Claro. Isso é um disparate. O nosso problema não é que haja uma contribuição solidária para as populações mais pobres do Estado espanhol. O nosso problema é que o dinheiro não chega as mãos das pessoas que mais necessitam e não serve para lhes dar poder. Fica pelo caminho, na corrupção e na apropriação da mais valia, no pagamento ao roubo dos banqueiros. Num processo de autodeterminação também há luta de classes, aquilo que eu quero para a Catalunha não é certamente o mesmo que esse empresário quer, embora possamos estar momentaneamente de acordo que cabe a todas as pessoas que cá vivem decidirem o seu futuro. Há setores da burguesia catalã que podem pregar esse discurso fácil que “Espanha nos rouba para dar aos pobres”, quando na realidade o que pretendem é manter o mecanismo existente que permite roubar aos pobres e aos trabalhadores da Catalunha. Até agora esses setores foram parte desde mecanismo de roubo. Muita gente que ocupou os colégios para garantir o referendo, não diria que “Espanha nos rouba”, mas que o Estado espanhol nos reprime e manda a polícia impedir de votar, que nos impede que aprovemos leis como a da pobreza energética que apoiava as populações mais pobres ou as leis dos direitos LGTBI. É isso que mobiliza as populações. A grande diferença é que há uma maioria progressista no parlamento catalão que é travada pelo Estado espanhol. Os menos nacionalistas somos nós, os independentistas.
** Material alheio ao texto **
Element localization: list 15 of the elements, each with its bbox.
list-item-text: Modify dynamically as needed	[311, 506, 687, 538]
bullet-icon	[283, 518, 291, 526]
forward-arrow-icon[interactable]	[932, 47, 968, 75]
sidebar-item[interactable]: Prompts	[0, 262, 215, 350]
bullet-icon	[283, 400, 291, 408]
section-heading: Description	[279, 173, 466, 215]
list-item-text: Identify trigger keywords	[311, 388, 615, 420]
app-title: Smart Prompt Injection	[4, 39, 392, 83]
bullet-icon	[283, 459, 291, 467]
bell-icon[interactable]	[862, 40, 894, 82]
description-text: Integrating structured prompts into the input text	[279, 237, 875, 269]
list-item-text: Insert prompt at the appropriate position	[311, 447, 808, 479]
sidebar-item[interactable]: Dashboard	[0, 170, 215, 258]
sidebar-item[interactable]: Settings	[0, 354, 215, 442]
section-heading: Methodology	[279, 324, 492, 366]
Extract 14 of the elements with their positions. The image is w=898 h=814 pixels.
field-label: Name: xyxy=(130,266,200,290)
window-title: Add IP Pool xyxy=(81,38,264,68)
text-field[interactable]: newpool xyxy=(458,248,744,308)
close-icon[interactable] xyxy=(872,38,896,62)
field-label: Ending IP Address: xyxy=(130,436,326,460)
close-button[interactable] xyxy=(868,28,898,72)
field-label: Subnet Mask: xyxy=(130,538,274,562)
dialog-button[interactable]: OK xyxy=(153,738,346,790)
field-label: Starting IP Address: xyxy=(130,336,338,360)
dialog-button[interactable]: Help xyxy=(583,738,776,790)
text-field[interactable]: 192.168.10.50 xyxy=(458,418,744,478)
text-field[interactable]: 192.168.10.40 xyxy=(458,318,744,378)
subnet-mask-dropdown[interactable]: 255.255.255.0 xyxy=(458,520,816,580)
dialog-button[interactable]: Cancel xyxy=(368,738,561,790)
Mas em que medida esse processo está a mudar isso?
Está porque houve um empoderamento das pessoas. Quem defendeu os colégios eleitorais foram as pessoas com os seus próprios corpos. Foram os trabalhadores, os bombeiros as populações que defenderam as urnas contra a polícia e o seu direito a votar. Isso mostrou-lhes o seu poder. Muda as coisas. Eu vivo numa aldeia. Foi toda a população que saiu para impedir que nos tirassem as urnas, a gritar: “as ruas são sempre nossas”. Isso mostrou que as pessoas tinham poder e que o podem reivindicar para mudar a sua vida. Isso assusta a burguesia catalã, porque estavam habituados a serem eles a definir as coisas mediante as suas negociatas com Madrid.